It's not easy to detemine the stop words, and in other hand, stop words differs according to the case, for this purpos, we propose a classified list which can be parametered by developper.
The Word list contains only wonds in its commun forms, and we have generated all forms by a script.

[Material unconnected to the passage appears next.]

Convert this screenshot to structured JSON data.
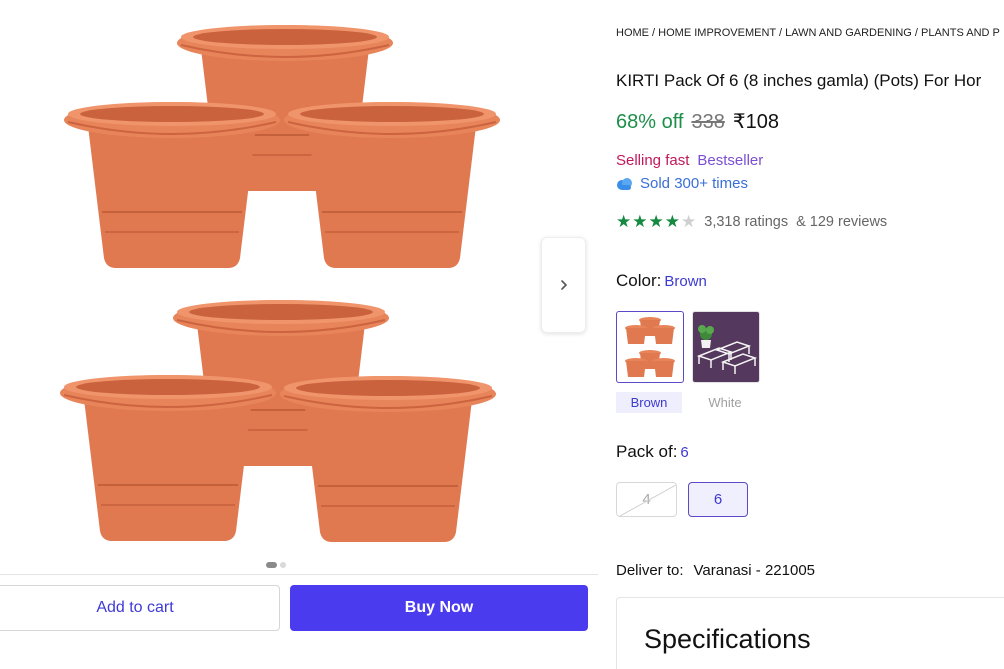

- data/ : contains data of stopwords
- data/classified/stopwords.ods: data in LibreOffice format with more valuble informations, and classified stopwords
- docs: docs files
- scripts: scripts used to generate all forms, and file formats
All forms data .ODS/CSV file
- 1st field : unvocalised word ( في)
- 2nd field : unvocalised stemmed word with -'-' between affixes: e.g. ف-ب-خمسين-ي
Minimal classified data .ODS/CSV file
- 1st field : unvocalised word ( في)
- 2nd field : type of the word: e.g. حرف
- 3rd field : class of word : e.g. preposition
Affixation infomration in other fields:
- 4th field : AIN in arabic , if word accept Conjuction 'العطف', '*' else
- 5th field : TEH in arabic , if word accept definate article 'ال التعريف', '*' else
- 6th field : JEEM in arabic , if word accept preposition article 'حروف الجر المتصلة', '*' else
- 7th field : DAD in arabic , if word accept IDAFA articles 'الضمائر المتصلة', '*' else
- 7th field : SAD in arabic , if word accept verb conjugation articles 'التصريف', '*' else
- 8th field : LAM in arabic , if word accept LAM QASAM articles 'لام القسم', '*' else
- 8th field : MEEM in arabic , if word has ALEF LAM as definition article 'معرف', '*' else
- check the minimal form data file (stopwords.csv)
- comment by "#" all words which you don't need
- run
- catch the output of script in releases folder.
- check if the word doesn't exist in the minimal form data file ( classified/stopwords.ods)
- add affixation information
- run
- catch the output of script in releases folder.